L’Algérie antique ou Numidie, a été dominée par le peuple Gétule descendant direct des capsiens ayant émigré au Nord de l’Afrique et créé la célèbre ville de « Icosium ». Terre de Syphax, Massinissa, de Jugurtha, de Takfarinas, de kosseila et de la kahina, elle a été tour à tour occupée par les phéniciens, les maures, les romains, les vandales, les byzantins, les arabes et les ottomans, qui ont laissé leur empreinte dans son histoire riche, révélant toute la confluence de ces civilisations, depuis l’époque romaine qui a vu naître et se développer des villes comme Timgad,
Tébessa et Cirta, jusqu’à son islamisation par Okba Ibnu Nafi’.

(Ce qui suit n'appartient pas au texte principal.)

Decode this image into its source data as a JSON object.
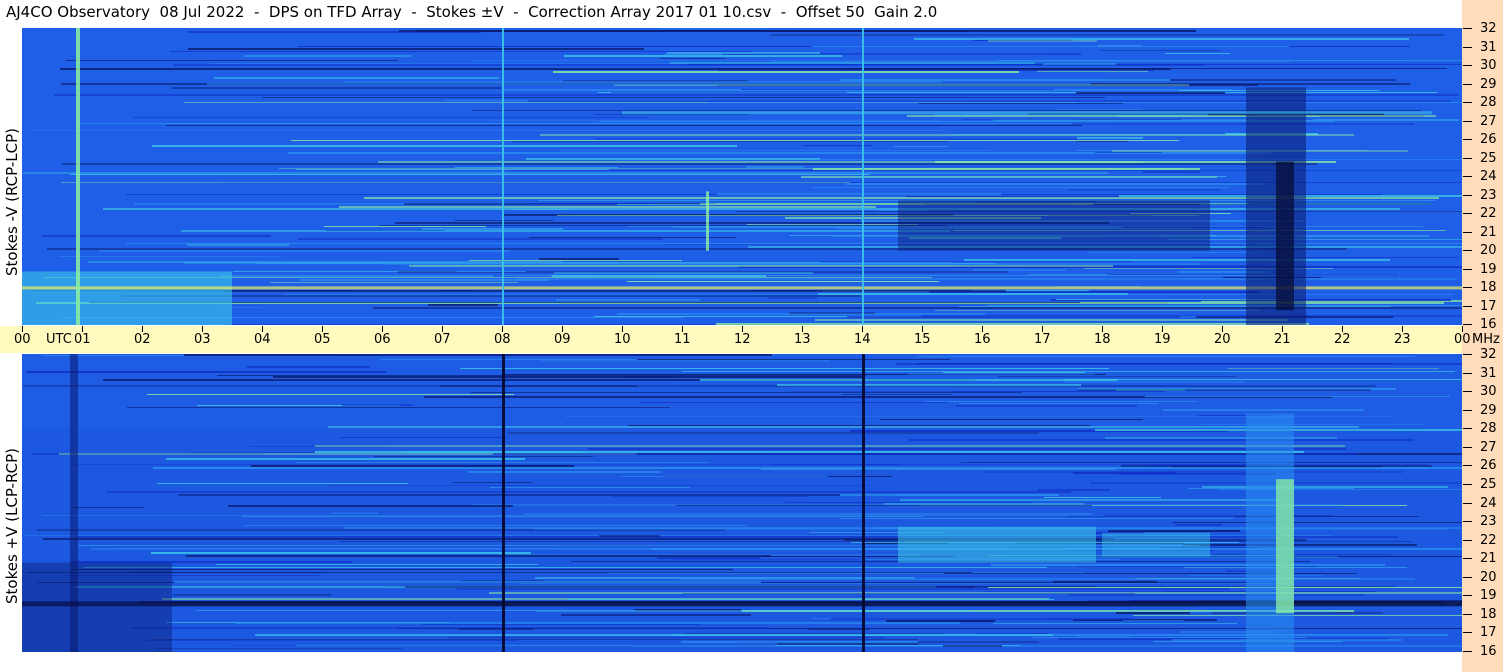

Depuis, elle fut gouvernée alternativement par les califats des omeyyades (Damas) et des abbassides (Bagdad), sous une succession de dynasties arabo-musulmanes telles que les Fatimides, les hamadites, les Rostemides, les Zirides, les almoravides, les almohades et les hilaliens. Cette succession caractérisée par des luttes intestines pour l’accès au trône, conjuguées à la pression de l'essor des puissances espagnole et portugaise, a conduit à des reculs successifs du pouvoir de ces dynasties et à l'émiettement de leur empire en une multitude de principautés, de fédérations ou de ports autonomes, dont celui d’Alger, assiégé en 1516 par l’Espagne, et libéré par les frères Barberousse – corsaires turcs, en 1518. Ce succès valu à Kheir-eddine Barberousse l’accord du Sultan Ottoman – Suleiman le Magnifique - pour placer Alger sous le protectorat Ottoman et l’ériger en Régence, jusqu’en 1830, début de la conquête française.
De la conquête française à l’indépendance
La conquête de l’Algérie par la France trouve son origine dans la dégradation des relations entre les deux pays à partir de 1800, en raison du refus de la France de rembourser sa créance à l’Algérie. En 1827, le Dey d’Alger découvre que la France avait fortifié sans autorisation, l’entrepôt de la Régence d’El Kala, qu’elle avait reçu en concession pour faire du commerce. Il convoque alors le consul français qui ignore sa demande. Le Dey s’emporte et donne un coup d’éventail au consul. Le gouvernement français trouve alors en cela un outrage à la France, et décide d’envahir l’Algérie. Les troupes françaises débarquent le 14 juin à Sidi Fredj, prennent la forteresse d’Alger le 5 juillet 1830, pour annoncer le début de la conquête de l’Algérie.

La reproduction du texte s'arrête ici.